Brigitte Grunert über die Sprache der Politiker

Politiker reden gern in Begriffen, wie sie in den Akten stehen, aber dort steht meistens Experten und Bürokratenchinesisch. Vielleicht kommen ihnen deshalb kaum noch einfache, farbige, verständliche Sätze über die Lippen, weil sie immerfort unter Zeitdruck Rede und Antwort stehen müssen. Auch wollen viele möglichst wenig anecken. Schließlich lauern überall scharfe Kritiker.

Stadtentwicklungssenatorin Ingeborg Junge-Reyer (SPD) spricht bemerkenswert druckreif in langen Sätzen, bei denen sie sich nie verhaspelt. Immer ist sie in leicht vorgebeugter Haltung den Zuhörern freundlich zugewandt. Wie auf Knopfdruck muss sie ihre Akten im Kopf präsent haben. „Die Figuren, die wir neben der Matthäikirche formuliert haben ...“, sagte sie vor der Presse bei der Erläuterung der neuesten Senatspläne zur Verschönerung des Kulturforums. Unwillkürlich drängt sich das komische Bild auf, wie Stadtplaner neben der Matthäikirche stehen und Figuren formulieren. Figuren werden natürlich gezeichnet oder modelliert. Doch die Senatorin meinte ja nur „objekthafte Baukörper“, anders gesagt: zwei planerisch skizzierte Baublöcke, die noch längst keine architektonische Gestalt haben.

Der CDU-Fraktionsvorsitzende Nicolas Zimmer nahm in einer Parlamentsdebatte den Regierenden Bürgermeister ins Visier. „Aber das scheint der Tribut zu sein, den Klaus Wowereit bereit ist, an seinen Koalitionspartner zu zollen“, meinte er. Das ist zwar kein Aktendeutsch, tut aber ebenfalls weh. Kann sein, dass Wowereit der PDS Tribut zollt, doch sprachlich ist dies nur im Dativ möglich. Man zollt jemandem Respekt oder Tribut, nicht im Akkusativ an jemanden. Zahlen darf man hingegen, wenn es sein muss, auch im Akkusativ.
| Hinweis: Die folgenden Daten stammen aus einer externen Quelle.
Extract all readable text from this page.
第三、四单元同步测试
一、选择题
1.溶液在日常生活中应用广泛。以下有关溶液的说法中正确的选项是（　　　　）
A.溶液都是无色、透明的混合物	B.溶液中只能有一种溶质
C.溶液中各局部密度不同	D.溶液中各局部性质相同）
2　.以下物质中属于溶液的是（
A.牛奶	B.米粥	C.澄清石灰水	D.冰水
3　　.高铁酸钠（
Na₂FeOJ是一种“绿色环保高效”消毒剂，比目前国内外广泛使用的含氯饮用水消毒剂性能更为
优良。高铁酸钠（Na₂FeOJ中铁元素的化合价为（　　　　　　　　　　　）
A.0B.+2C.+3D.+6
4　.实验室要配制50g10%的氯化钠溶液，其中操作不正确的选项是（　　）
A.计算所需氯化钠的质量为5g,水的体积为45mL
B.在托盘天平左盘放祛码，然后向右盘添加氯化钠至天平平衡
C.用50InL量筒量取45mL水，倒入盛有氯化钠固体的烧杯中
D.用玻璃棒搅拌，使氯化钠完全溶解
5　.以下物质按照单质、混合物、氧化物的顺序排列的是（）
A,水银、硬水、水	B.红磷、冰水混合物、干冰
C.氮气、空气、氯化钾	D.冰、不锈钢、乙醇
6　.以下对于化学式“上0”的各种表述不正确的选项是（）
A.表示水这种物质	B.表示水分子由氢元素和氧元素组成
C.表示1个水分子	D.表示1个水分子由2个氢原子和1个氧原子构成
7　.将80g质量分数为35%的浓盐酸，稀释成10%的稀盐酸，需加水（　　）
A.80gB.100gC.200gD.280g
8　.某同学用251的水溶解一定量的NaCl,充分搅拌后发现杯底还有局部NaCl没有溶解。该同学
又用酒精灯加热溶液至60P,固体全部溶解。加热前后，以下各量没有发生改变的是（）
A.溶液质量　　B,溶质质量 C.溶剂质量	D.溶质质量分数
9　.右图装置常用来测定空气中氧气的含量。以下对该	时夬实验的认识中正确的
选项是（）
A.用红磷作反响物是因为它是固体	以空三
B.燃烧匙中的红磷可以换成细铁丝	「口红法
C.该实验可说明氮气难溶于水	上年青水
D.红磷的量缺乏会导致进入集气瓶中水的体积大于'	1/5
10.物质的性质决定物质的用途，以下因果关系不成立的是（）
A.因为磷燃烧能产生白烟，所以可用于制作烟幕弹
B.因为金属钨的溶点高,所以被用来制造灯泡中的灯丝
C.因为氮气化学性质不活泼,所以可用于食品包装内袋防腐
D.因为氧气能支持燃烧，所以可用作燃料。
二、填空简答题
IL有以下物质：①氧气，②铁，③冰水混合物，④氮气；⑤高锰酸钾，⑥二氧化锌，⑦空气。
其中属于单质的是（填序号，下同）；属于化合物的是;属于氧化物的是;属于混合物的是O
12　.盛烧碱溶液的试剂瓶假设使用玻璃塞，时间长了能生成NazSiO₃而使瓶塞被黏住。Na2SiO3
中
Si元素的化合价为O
In einem CDU-Antrag ist zu lesen: „Die deutsche Hauptstadt ist mittlerweile zu einer Drehscheibe des Menschenhandels geworden. Aus aller Welt reisen die Menschen über Deutschland in die Europäische Union ein, um sich anschließend europaweit zu verteilen. Ein erheblicher Teil der Menschen verbleibt aber auch in Berlin.“ Schon gut, wir hören den Reisezug mächtig rumpeln. Klar, dass Deutschland zu Europa gehört. Die CDU meint also, dass Menschen aus aller Welt nach Deutschland kommen und dann in andere europäische Länder weiterreisen. Etliche bleiben in Berlin? Nein, sie verbleiben hier. Es lebe der bürokratische Zungenschlag.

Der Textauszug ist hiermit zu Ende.